# B20 diesel



## 70AARCUDA (Nov 14, 2010)

...per U.S. Dept of Energy, B20 has about 8% less energy content:

"Biodiesel contains about 8% less energy per gallon than petroleum diesel. For B20, this could mean a 1% to 2% difference, but most B20 users report no noticeable difference in performance or fuel economy. Greenhouse gas and air-quality benefits of biodiesel are roughly commensurate with the blend. B20 use provides about 20% of the benefit of B100 use."

• source #1: Alternative Fuels Data Center: Biodiesel Blends
• source #2: http://www.biodiesel.org/docs/ffs-basics/energy-content-final-oct-2005.pdf?sfvrsn=6


----------



## diesel (Jun 8, 2013)

I've never seen a station that had it.


----------



## spacedout (Dec 7, 2010)

Seen quite a few stations in Iowa that carry it. From my understanding it has a higher temperature gel point and should be avoided in the winter. Also have heard it has the tendency to clean out the fuel system and clog fuel filters.


----------



## steveg241 (Jul 18, 2013)

For those in the greater Boston area, there is a filling station in Chelsea, MA that has B5 and B20:

Dennis K. Burke (800) BUY-BURKE

410 Beacham St, Chelsea, MA 02150

I'm thinking of going with B5 since I'm in that area often and I only fill up about once per week.

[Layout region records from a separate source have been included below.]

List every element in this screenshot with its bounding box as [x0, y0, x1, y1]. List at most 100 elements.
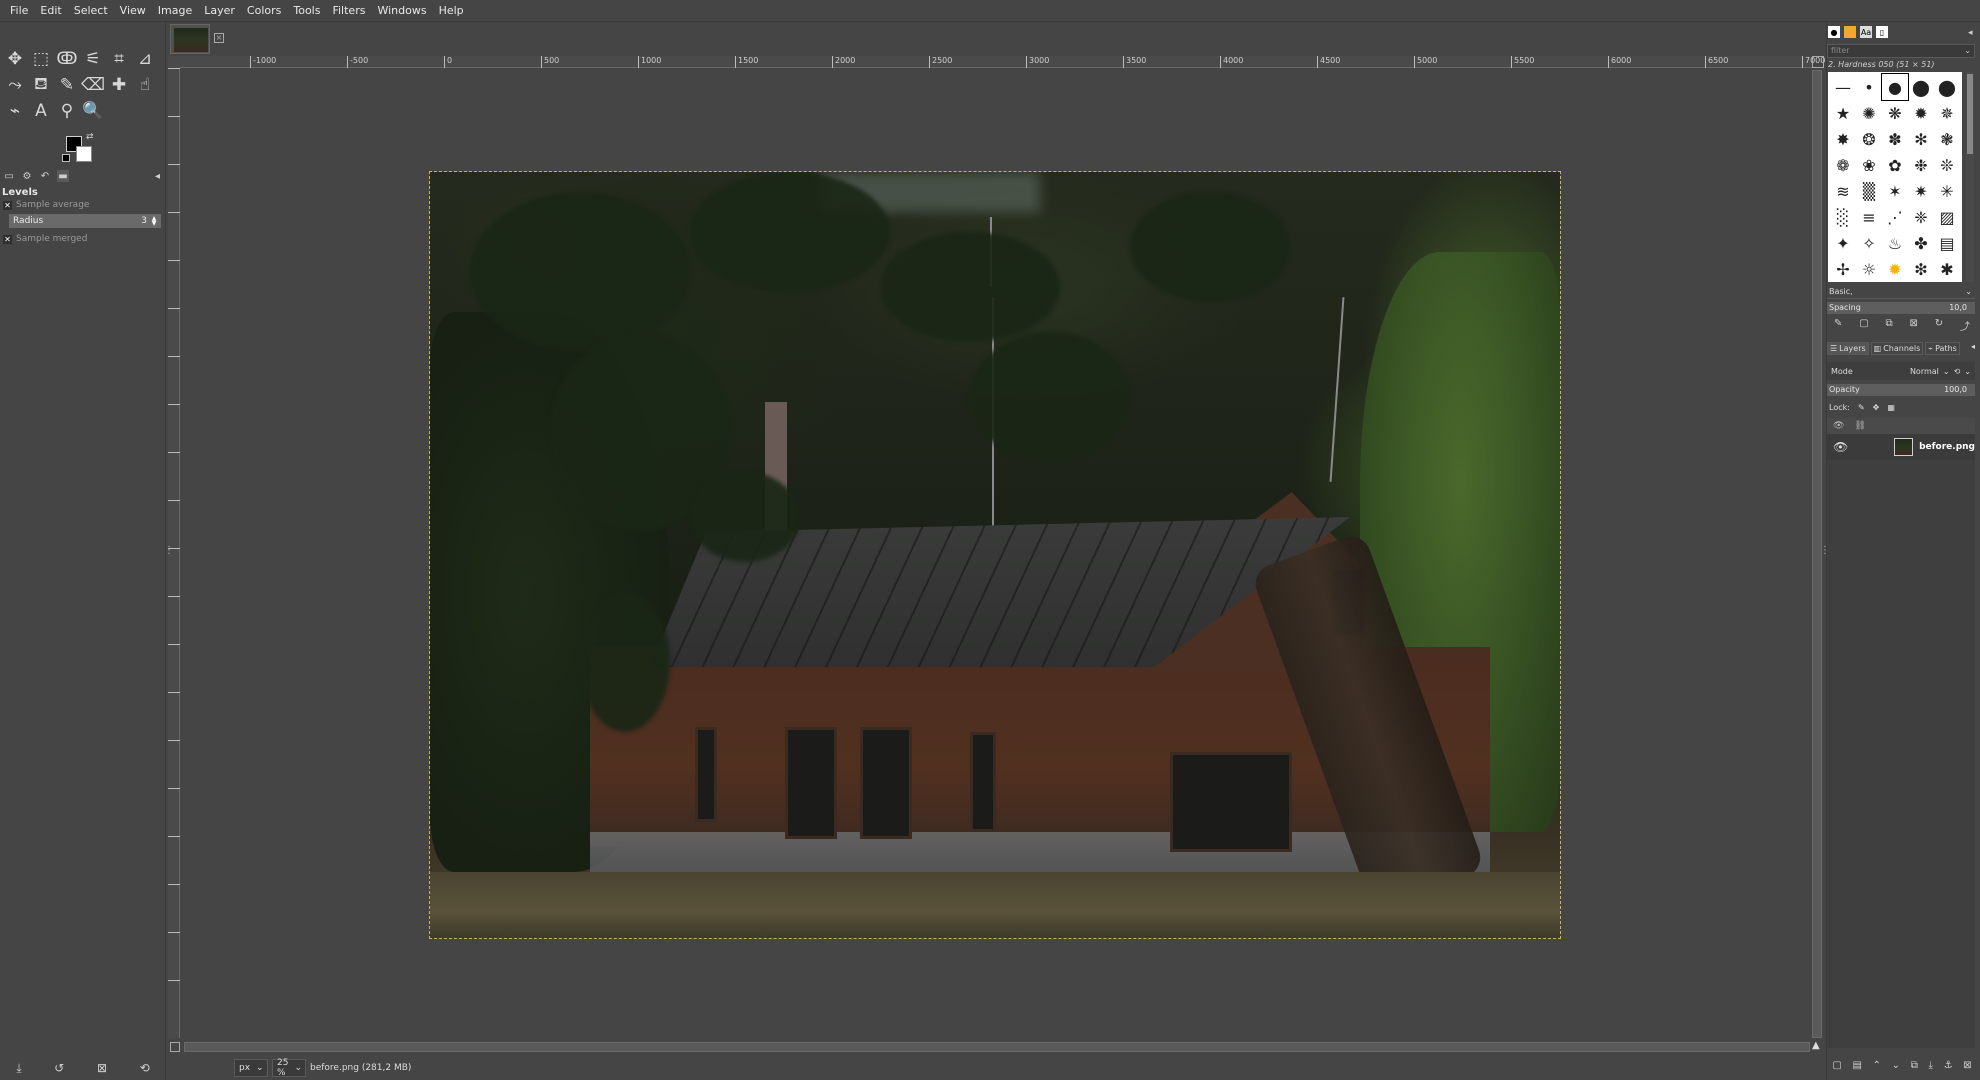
menu-layer[interactable]: Layer	[198, 0, 241, 22]
brush-preview[interactable]: ★	[1830, 100, 1856, 126]
spin-arrows-icon[interactable]: ▲ ▼	[151, 216, 157, 227]
checkbox-checked-icon[interactable]: ✕	[3, 234, 12, 244]
chevron-down-icon[interactable]: ⌄	[1943, 367, 1950, 376]
brush-preview[interactable]: ❇	[1908, 256, 1934, 282]
ruler-corner[interactable]	[168, 56, 180, 68]
brush-preview[interactable]: ❂	[1856, 126, 1882, 152]
tab-layers[interactable]: ☰ Layers	[1827, 342, 1869, 355]
duplicate-brush-icon[interactable]: ⧉	[1886, 318, 1893, 332]
dock-resize-handle[interactable]: ⋮	[164, 545, 174, 556]
brushes-tab-icon[interactable]: ●	[1828, 26, 1840, 38]
scrollbar-thumb[interactable]	[1967, 74, 1973, 154]
sample-merged-option[interactable]: ✕ Sample merged	[3, 232, 163, 246]
brush-preview[interactable]: ✢	[1830, 256, 1856, 282]
brush-preview[interactable]: ⋰	[1882, 204, 1908, 230]
brush-preview[interactable]: ✳	[1934, 178, 1960, 204]
brush-preview[interactable]: ▒	[1856, 178, 1882, 204]
brush-preview[interactable]: ✤	[1908, 230, 1934, 256]
brush-preview[interactable]: —	[1830, 74, 1856, 100]
menu-image[interactable]: Image	[152, 0, 198, 22]
color-picker-tool-icon[interactable]: ⚲	[54, 98, 80, 124]
tool-options-tab-icon[interactable]: ▭	[3, 170, 15, 182]
open-brush-icon[interactable]: ⤴	[1960, 318, 1970, 333]
composite-mode-icon[interactable]: ⟲	[1954, 367, 1961, 376]
brush-tag-selector[interactable]: Basic, ⌄	[1827, 286, 1975, 299]
brush-preview[interactable]: ❉	[1908, 152, 1934, 178]
unified-transform-tool-icon[interactable]: ⊿	[132, 46, 158, 72]
brush-preview[interactable]: ✱	[1934, 256, 1960, 282]
menu-view[interactable]: View	[114, 0, 152, 22]
menu-edit[interactable]: Edit	[34, 0, 67, 22]
document-history-tab-icon[interactable]: ▯	[1876, 26, 1888, 38]
brush-preview[interactable]: •	[1856, 74, 1882, 100]
swap-colors-icon[interactable]: ⇄	[86, 132, 94, 142]
brush-preview[interactable]: ▤	[1934, 230, 1960, 256]
reset-options-icon[interactable]: ⟲	[140, 1061, 150, 1075]
brush-preview[interactable]: ✿	[1882, 152, 1908, 178]
brush-preview[interactable]: ✧	[1856, 230, 1882, 256]
brush-preview[interactable]: ≡	[1856, 204, 1882, 230]
merge-down-icon[interactable]: ⤓	[1929, 1060, 1933, 1076]
eraser-tool-icon[interactable]: ⌫	[80, 72, 106, 98]
brush-preview[interactable]: ✽	[1882, 126, 1908, 152]
refresh-brushes-icon[interactable]: ↻	[1935, 318, 1943, 332]
brush-preview[interactable]: ❈	[1908, 204, 1934, 230]
spacing-slider[interactable]: Spacing 10,0	[1827, 302, 1975, 314]
paintbrush-tool-icon[interactable]: ✎	[54, 72, 80, 98]
text-tool-icon[interactable]: A	[28, 98, 54, 124]
brush-preview[interactable]: ✹	[1882, 256, 1908, 282]
lasso-tool-icon[interactable]: ↂ	[54, 46, 80, 72]
move-tool-icon[interactable]: ✥	[2, 46, 28, 72]
patterns-tab-icon[interactable]	[1844, 26, 1856, 38]
tab-paths[interactable]: ⌁ Paths	[1925, 342, 1960, 355]
horizontal-ruler[interactable]: -1000 -500 0 500 1000 1500 2000 2500 3000 3500 400…	[180, 56, 1825, 68]
opacity-slider[interactable]: Opacity 100,0	[1827, 384, 1975, 396]
new-layer-group-icon[interactable]: ▤	[1852, 1060, 1861, 1076]
reset-colors-icon[interactable]	[62, 154, 70, 162]
undo-history-tab-icon[interactable]: ↶	[39, 170, 51, 182]
menu-filters[interactable]: Filters	[326, 0, 371, 22]
brush-preview[interactable]: ⬤	[1908, 74, 1934, 100]
chevron-down-icon[interactable]: ⌄	[1964, 45, 1971, 57]
navigate-icon[interactable]	[1812, 56, 1824, 68]
layer-name[interactable]: before.png	[1919, 442, 1975, 452]
tab-channels[interactable]: ▥ Channels	[1870, 342, 1924, 355]
radius-slider[interactable]: Radius 3 ▲ ▼	[9, 214, 161, 228]
checkbox-checked-icon[interactable]: ✕	[3, 200, 12, 210]
zoom-fit-icon[interactable]: ▲	[1812, 1040, 1820, 1051]
smudge-tool-icon[interactable]: ☝	[132, 72, 158, 98]
chevron-down-icon[interactable]: ⌄	[1964, 367, 1971, 376]
bucket-fill-tool-icon[interactable]: ⛾	[28, 72, 54, 98]
brush-preview[interactable]: ●	[1881, 73, 1909, 101]
image-canvas[interactable]	[429, 171, 1561, 939]
new-brush-icon[interactable]: ▢	[1859, 318, 1868, 332]
close-tab-icon[interactable]: ×	[214, 33, 224, 43]
dock-config-icon[interactable]: ◂	[1968, 28, 1973, 38]
lock-pixels-icon[interactable]: ✎	[1858, 403, 1865, 412]
brush-preview[interactable]: ✻	[1908, 126, 1934, 152]
new-layer-icon[interactable]: ▢	[1832, 1060, 1841, 1076]
menu-windows[interactable]: Windows	[371, 0, 432, 22]
zoom-selector[interactable]: 25 % ⌄	[272, 1058, 306, 1078]
brush-preview[interactable]: ☼	[1856, 256, 1882, 282]
fonts-tab-icon[interactable]: Aa	[1860, 26, 1872, 38]
brush-filter-input[interactable]: filter ⌄	[1827, 44, 1975, 58]
quick-mask-toggle[interactable]	[170, 1042, 180, 1052]
brush-preview[interactable]: ❀	[1856, 152, 1882, 178]
unit-selector[interactable]: px ⌄	[234, 1059, 268, 1077]
rect-select-tool-icon[interactable]: ⬚	[28, 46, 54, 72]
brush-preview[interactable]: ❋	[1882, 100, 1908, 126]
brush-preview[interactable]: ✶	[1882, 178, 1908, 204]
delete-options-icon[interactable]: ⊠	[97, 1061, 107, 1075]
anchor-layer-icon[interactable]: ⚓	[1944, 1060, 1953, 1076]
brush-preview[interactable]: ❊	[1934, 152, 1960, 178]
warp-transform-tool-icon[interactable]: ⤳	[2, 72, 28, 98]
layer-row[interactable]: 👁 before.png	[1827, 434, 1975, 460]
brush-preview[interactable]: ✷	[1908, 178, 1934, 204]
device-status-tab-icon[interactable]: ⚙	[21, 170, 33, 182]
zoom-tool-icon[interactable]: 🔍	[80, 98, 106, 124]
brush-preview[interactable]: ≋	[1830, 178, 1856, 204]
duplicate-layer-icon[interactable]: ⧉	[1911, 1060, 1918, 1076]
delete-layer-icon[interactable]: ⊠	[1963, 1060, 1971, 1076]
brush-scrollbar[interactable]	[1966, 72, 1974, 282]
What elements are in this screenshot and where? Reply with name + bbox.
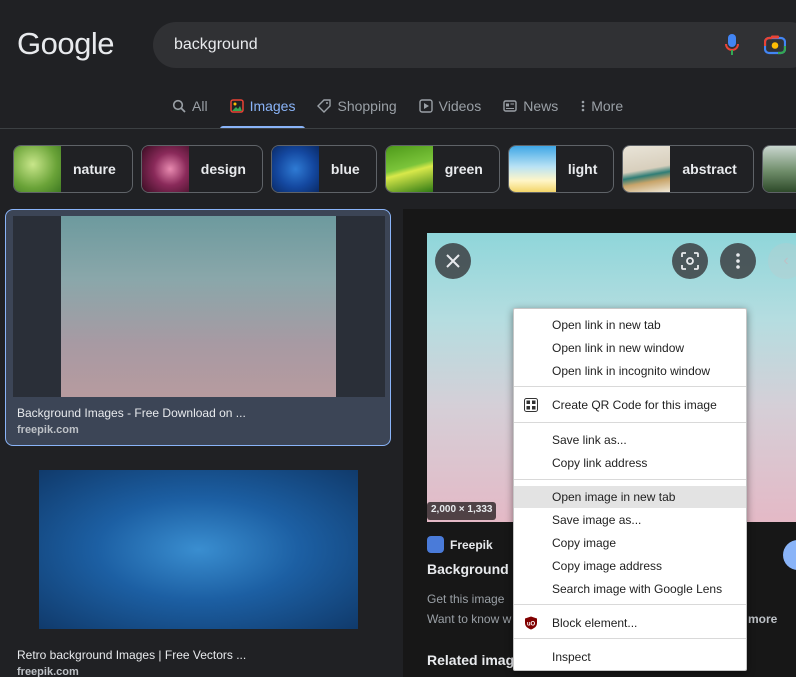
menu-separator bbox=[514, 479, 746, 480]
menu-item-label: Block element... bbox=[552, 616, 638, 630]
tab-all[interactable]: All bbox=[172, 96, 208, 116]
preview-title[interactable]: Background bbox=[427, 561, 509, 577]
chip-thumbnail bbox=[385, 146, 433, 192]
chip-nature[interactable]: nature bbox=[13, 145, 133, 193]
search-bar[interactable] bbox=[153, 22, 796, 68]
chevron-left-icon: ‹ bbox=[783, 252, 789, 269]
tab-label: All bbox=[192, 98, 208, 114]
lens-search-button[interactable] bbox=[672, 243, 708, 279]
menu-item-open-link-new-window[interactable]: Open link in new window bbox=[514, 337, 746, 359]
search-tabs: All Images Shopping Videos News More bbox=[172, 96, 645, 129]
menu-item-block-element[interactable]: uO Block element... bbox=[514, 612, 746, 634]
menu-item-save-link-as[interactable]: Save link as... bbox=[514, 429, 746, 451]
tab-videos[interactable]: Videos bbox=[418, 96, 482, 116]
chip-thumbnail bbox=[14, 146, 61, 192]
svg-text:uO: uO bbox=[527, 622, 536, 628]
menu-item-save-image-as[interactable]: Save image as... bbox=[514, 509, 746, 531]
result-title[interactable]: Background Images - Free Download on ... bbox=[17, 406, 246, 420]
chip-label: light bbox=[567, 161, 598, 177]
menu-item-label: Create QR Code for this image bbox=[552, 398, 717, 412]
play-icon bbox=[418, 99, 433, 113]
menu-separator bbox=[514, 422, 746, 423]
google-lens-icon[interactable] bbox=[764, 34, 786, 56]
preview-source[interactable]: Freepik bbox=[450, 538, 493, 552]
ublock-origin-icon: uO bbox=[525, 616, 537, 630]
chip-label: blue bbox=[330, 161, 360, 177]
tab-more[interactable]: More bbox=[580, 96, 623, 116]
menu-item-inspect[interactable]: Inspect bbox=[514, 646, 746, 668]
chip-label: green bbox=[444, 161, 483, 177]
close-icon bbox=[446, 254, 460, 268]
search-icon bbox=[172, 99, 186, 113]
menu-item-search-google-lens[interactable]: Search image with Google Lens bbox=[514, 578, 746, 600]
tab-label: Shopping bbox=[337, 98, 397, 114]
google-logo[interactable]: Google bbox=[17, 26, 114, 62]
chip-thumbnail bbox=[508, 146, 556, 192]
preview-description-2: Want to know w bbox=[427, 612, 512, 626]
freepik-favicon bbox=[427, 536, 444, 553]
more-vert-icon bbox=[580, 99, 586, 113]
lens-scan-icon bbox=[681, 252, 699, 270]
microphone-icon[interactable] bbox=[725, 34, 739, 56]
chip-label: design bbox=[200, 161, 246, 177]
result-source[interactable]: freepik.com bbox=[17, 666, 79, 677]
previous-image-button[interactable]: ‹ bbox=[768, 243, 796, 279]
menu-item-create-qr-code[interactable]: Create QR Code for this image bbox=[514, 394, 746, 416]
menu-item-open-link-incognito[interactable]: Open link in incognito window bbox=[514, 360, 746, 382]
chip-label: abstract bbox=[682, 161, 737, 177]
chip-abstract[interactable]: abstract bbox=[622, 145, 754, 193]
qr-code-icon bbox=[524, 398, 538, 412]
news-icon bbox=[503, 99, 517, 113]
menu-item-open-link-new-tab[interactable]: Open link in new tab bbox=[514, 314, 746, 336]
menu-item-open-image-new-tab[interactable]: Open image in new tab bbox=[514, 486, 746, 508]
menu-separator bbox=[514, 638, 746, 639]
related-search-chips: nature design blue green light abstract bbox=[13, 145, 796, 193]
search-input[interactable] bbox=[174, 33, 694, 57]
menu-separator bbox=[514, 604, 746, 605]
close-preview-button[interactable] bbox=[435, 243, 471, 279]
related-images-heading: Related imag bbox=[427, 652, 515, 668]
result-image[interactable] bbox=[61, 216, 336, 397]
chip-thumbnail bbox=[762, 146, 796, 192]
menu-item-copy-image[interactable]: Copy image bbox=[514, 532, 746, 554]
preview-description: Get this image bbox=[427, 592, 505, 606]
images-icon bbox=[229, 99, 244, 113]
tab-label: Images bbox=[249, 98, 296, 114]
result-image-frame bbox=[13, 216, 385, 397]
chip-light[interactable]: light bbox=[507, 145, 615, 193]
menu-item-copy-link-address[interactable]: Copy link address bbox=[514, 452, 746, 474]
chip-green[interactable]: green bbox=[384, 145, 500, 193]
result-image[interactable] bbox=[39, 470, 358, 629]
chip-blue[interactable]: blue bbox=[270, 145, 377, 193]
tab-news[interactable]: News bbox=[503, 96, 558, 116]
tabs-divider bbox=[0, 128, 796, 129]
chip-design[interactable]: design bbox=[140, 145, 263, 193]
chip-thumbnail bbox=[623, 146, 671, 192]
more-options-button[interactable] bbox=[720, 243, 756, 279]
chip-partial[interactable] bbox=[761, 145, 796, 193]
tag-icon bbox=[317, 99, 332, 113]
more-vert-icon bbox=[736, 253, 740, 269]
menu-item-copy-image-address[interactable]: Copy image address bbox=[514, 555, 746, 577]
tab-label: Videos bbox=[438, 98, 482, 114]
chip-thumbnail bbox=[141, 146, 189, 192]
chip-thumbnail bbox=[271, 146, 319, 192]
tab-shopping[interactable]: Shopping bbox=[317, 96, 397, 116]
result-title[interactable]: Retro background Images | Free Vectors .… bbox=[17, 648, 246, 662]
chip-label: nature bbox=[73, 161, 116, 177]
learn-more-link[interactable]: more bbox=[748, 612, 777, 626]
tab-images[interactable]: Images bbox=[219, 96, 306, 129]
tab-label: More bbox=[591, 98, 624, 114]
menu-separator bbox=[514, 386, 746, 387]
image-dimensions: 2,000 × 1,333 bbox=[427, 502, 497, 520]
context-menu: Open link in new tab Open link in new wi… bbox=[513, 308, 747, 671]
tab-label: News bbox=[523, 98, 559, 114]
result-source[interactable]: freepik.com bbox=[17, 424, 79, 436]
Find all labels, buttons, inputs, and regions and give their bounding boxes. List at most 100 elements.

It is labeled as an Irving gas station buy Burke provides the diesel and biodiesel. The car is new so I'm not too worried about the fuel filter.


----------



## diesel (Jun 8, 2013)

I think I have seen B5 once, but seems like biodiesel of any concentration is rare where I travel.


----------



## steveg241 (Jul 18, 2013)

Also, to clarify. Any biodiesel blend will clean your fuel system since biodiesel is a solvent. 

However, Biodiesel by itself does not clog your fuel system. The clogged fuel filters happen after using petroleum based diesel for a long period, then switch to biodiesel. The solvent properties of Biodiesel loosen desposits left by petoleum based diesel in the fuel tank and lines. When the deposits break free the fuel filter catches them. 

If you have a new car and use B20, you should have this issue because you won't have put enough petroleum based diesel through you fuel system to have it leave deposits.

Also, if you're looking for biodiesel, try these sites:

http://www.nearbio.com/nearbio/index.html
http://biodiesel.org/using-biodiesel/finding-biodiesel/retail-locations


----------